The trainees are working on a group project to be presented at the Superfund Project Research Symposium that will occur in the spring of 2006. They began this activity in the fall and will report on the occurrence, distribution, fate, exposure routes and health effects of arsenic at this year’s symposium. Each of the students will report on a different aspect of their group’s research on this topic. This has been a regular part of the core’s Annual Symposium and is both a learning experience for the trainees and a chance to build group interaction skills.

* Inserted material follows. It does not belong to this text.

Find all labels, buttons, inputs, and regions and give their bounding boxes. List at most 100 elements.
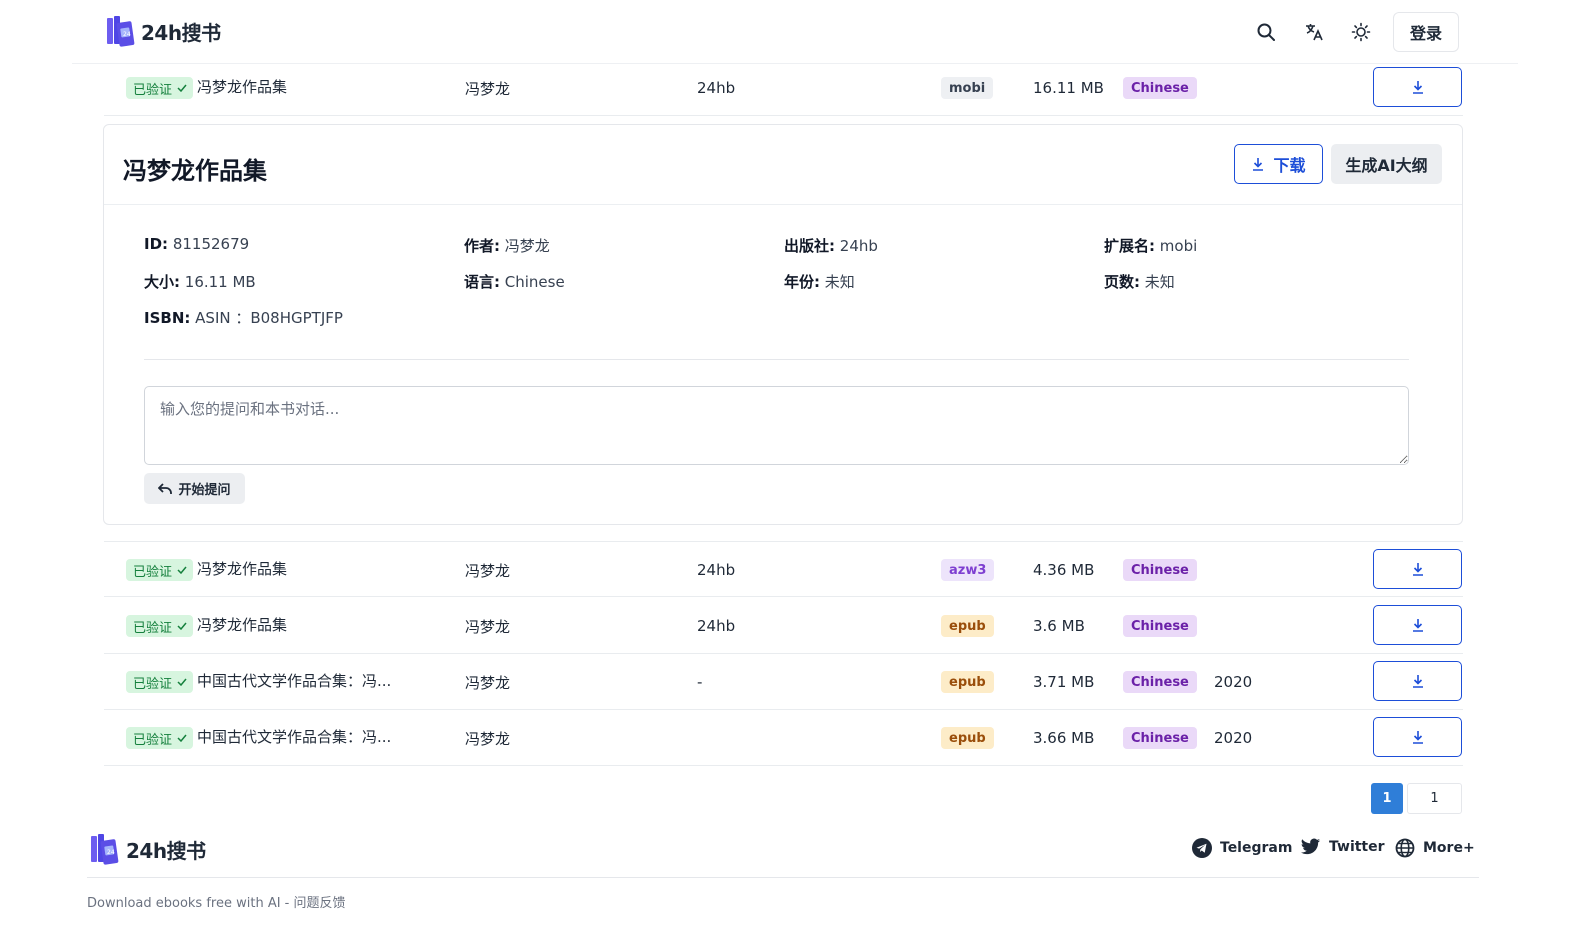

Core researchers have begun to include their students in building interactions with the NC Superfund Program in the North Carolina Department of Environment and Natural Resources. Several of their senior Ph.D. students have presented the results of their work at the NCSF group's monthly luncheon seminars. These have been well received by the NCSF staff and have been good experiences for core students. It is the core’s intention to continue this series with a mix of students, post-docs and faculty.

Several of the core’s students participated in the Superfund Basic Research Program Annual Meeting last year. The core had three students attend and present papers.